We have used this technique successfully for nasotracheal intubation as well as intubation in paediatric patients. Further, we have used this technique via left molar approach also in a patient with massive neurofibroma of face.

Partially restricted view technique provides new insight and knowledge to improve the success of intubation as well as it also decreases the time of intubation using endoscopic camera assembled on Macintosh laryngoscope. We wish to highlight here that this partially restricted view technique will help readers a lot. The readers can learn and apply it efficiently.

Conflict of interests
None declared by any of the authors.

Author contribution
noted during insertion of ETT using this technique. As such there is no limitation of this technique.

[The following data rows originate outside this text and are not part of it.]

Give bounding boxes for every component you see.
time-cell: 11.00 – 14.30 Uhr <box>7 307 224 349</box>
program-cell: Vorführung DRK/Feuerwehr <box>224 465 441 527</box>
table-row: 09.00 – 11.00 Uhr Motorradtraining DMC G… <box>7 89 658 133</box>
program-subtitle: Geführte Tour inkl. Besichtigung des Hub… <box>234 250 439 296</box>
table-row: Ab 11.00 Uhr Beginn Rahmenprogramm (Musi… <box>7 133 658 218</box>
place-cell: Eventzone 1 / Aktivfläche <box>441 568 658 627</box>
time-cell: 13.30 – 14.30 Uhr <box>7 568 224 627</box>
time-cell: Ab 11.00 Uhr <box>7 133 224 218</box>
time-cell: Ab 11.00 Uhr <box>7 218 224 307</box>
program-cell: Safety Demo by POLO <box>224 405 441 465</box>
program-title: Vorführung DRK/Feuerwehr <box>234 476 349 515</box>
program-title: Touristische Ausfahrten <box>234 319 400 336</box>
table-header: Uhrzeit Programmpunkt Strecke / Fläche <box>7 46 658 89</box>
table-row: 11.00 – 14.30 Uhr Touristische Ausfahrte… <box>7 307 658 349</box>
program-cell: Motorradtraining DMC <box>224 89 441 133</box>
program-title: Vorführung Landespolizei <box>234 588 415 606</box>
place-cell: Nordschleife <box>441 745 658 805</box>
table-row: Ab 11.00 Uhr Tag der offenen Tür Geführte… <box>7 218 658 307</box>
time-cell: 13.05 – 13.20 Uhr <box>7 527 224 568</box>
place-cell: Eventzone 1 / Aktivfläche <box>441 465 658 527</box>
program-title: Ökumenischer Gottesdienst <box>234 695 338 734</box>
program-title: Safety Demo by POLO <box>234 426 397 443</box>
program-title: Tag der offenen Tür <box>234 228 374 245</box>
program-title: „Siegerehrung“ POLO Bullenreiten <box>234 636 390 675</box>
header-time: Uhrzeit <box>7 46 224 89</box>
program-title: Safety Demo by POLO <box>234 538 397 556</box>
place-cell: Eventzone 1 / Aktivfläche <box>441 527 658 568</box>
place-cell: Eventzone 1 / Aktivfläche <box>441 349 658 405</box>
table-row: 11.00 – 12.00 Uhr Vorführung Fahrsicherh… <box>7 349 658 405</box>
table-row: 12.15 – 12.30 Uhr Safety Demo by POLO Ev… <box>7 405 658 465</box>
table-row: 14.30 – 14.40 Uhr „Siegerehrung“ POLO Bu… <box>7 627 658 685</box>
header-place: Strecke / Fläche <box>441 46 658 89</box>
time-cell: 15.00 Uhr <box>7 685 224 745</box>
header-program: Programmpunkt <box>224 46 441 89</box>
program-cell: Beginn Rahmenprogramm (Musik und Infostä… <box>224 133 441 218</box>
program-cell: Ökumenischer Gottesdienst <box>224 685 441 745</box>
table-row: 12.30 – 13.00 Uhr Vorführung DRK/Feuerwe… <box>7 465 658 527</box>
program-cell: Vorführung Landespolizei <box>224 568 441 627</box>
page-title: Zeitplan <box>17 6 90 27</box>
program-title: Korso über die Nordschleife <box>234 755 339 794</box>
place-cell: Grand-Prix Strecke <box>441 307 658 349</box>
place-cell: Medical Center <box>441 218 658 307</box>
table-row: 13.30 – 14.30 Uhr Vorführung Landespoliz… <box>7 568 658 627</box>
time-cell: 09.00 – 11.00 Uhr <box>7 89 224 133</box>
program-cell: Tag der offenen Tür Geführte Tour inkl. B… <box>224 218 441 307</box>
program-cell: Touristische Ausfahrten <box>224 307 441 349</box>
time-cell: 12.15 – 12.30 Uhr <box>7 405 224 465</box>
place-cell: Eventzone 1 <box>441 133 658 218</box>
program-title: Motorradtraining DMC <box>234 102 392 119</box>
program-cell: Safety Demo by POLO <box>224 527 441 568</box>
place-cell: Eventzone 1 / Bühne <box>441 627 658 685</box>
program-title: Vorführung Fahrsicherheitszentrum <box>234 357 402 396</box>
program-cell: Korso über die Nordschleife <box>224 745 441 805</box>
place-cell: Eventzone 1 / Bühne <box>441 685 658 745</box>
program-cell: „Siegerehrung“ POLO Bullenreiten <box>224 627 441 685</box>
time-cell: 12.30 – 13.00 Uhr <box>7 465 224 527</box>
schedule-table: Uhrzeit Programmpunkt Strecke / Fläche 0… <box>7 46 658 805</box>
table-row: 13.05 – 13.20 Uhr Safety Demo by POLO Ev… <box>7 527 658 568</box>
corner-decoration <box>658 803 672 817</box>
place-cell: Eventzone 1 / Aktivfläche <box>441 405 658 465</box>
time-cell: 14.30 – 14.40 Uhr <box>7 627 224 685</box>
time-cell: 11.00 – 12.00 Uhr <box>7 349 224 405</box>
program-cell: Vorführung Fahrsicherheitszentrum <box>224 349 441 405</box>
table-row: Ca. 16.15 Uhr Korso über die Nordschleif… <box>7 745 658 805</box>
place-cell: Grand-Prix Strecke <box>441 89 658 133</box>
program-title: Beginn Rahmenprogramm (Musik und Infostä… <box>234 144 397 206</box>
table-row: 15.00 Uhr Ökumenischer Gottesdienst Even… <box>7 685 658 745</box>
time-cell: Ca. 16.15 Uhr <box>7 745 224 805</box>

All authors too part in the experiment and the preparation of this manuscript/

 

REFERENCES

 
  1. Wallace CD, Foulds LT, Mcleod GA, Younger RA, Mcguire BE. A comparison of the ease of tracheal intubation using a McGrath MAC laryngoscope and a standard Macintosh Laryngoscope. Anaesthesia 2015;70:12281-5.
  2. Sukmono B, Manggala SK, Auerkari AN, Christina B. Comparison of self-assembled video laryngoscope versus McGrath MAC. Indian J Anaesth 2022;66:350-7.
  3. Ali QE, Nisanth NS, Amir SH, Rahat A. Intubation characteristics using modified USB videolaryngoscope: a prospective, randomized study. Indian J Anaesth 2023;7:S106-12.
  4. Niforopoulou P, Pantazopoulos I, Demestiha T, Koudouna E, Xanthos T. Videolaryngoscopes in the adult airway management: A topical review of the literature. Acta Anaesthesiol Scand 2010;54:1050-61.
  5. Gu Y, Robert J, Kovacs G, Milne AD, Morris I, Hung O, et al. A deliberately restricted laryngeal view with the Glidescope videolaryngoscope is associated with faster and easier tracheal intubation when compared with a full glottic view: a randomized clinical trial. J Can Anesth 201;63:928-37.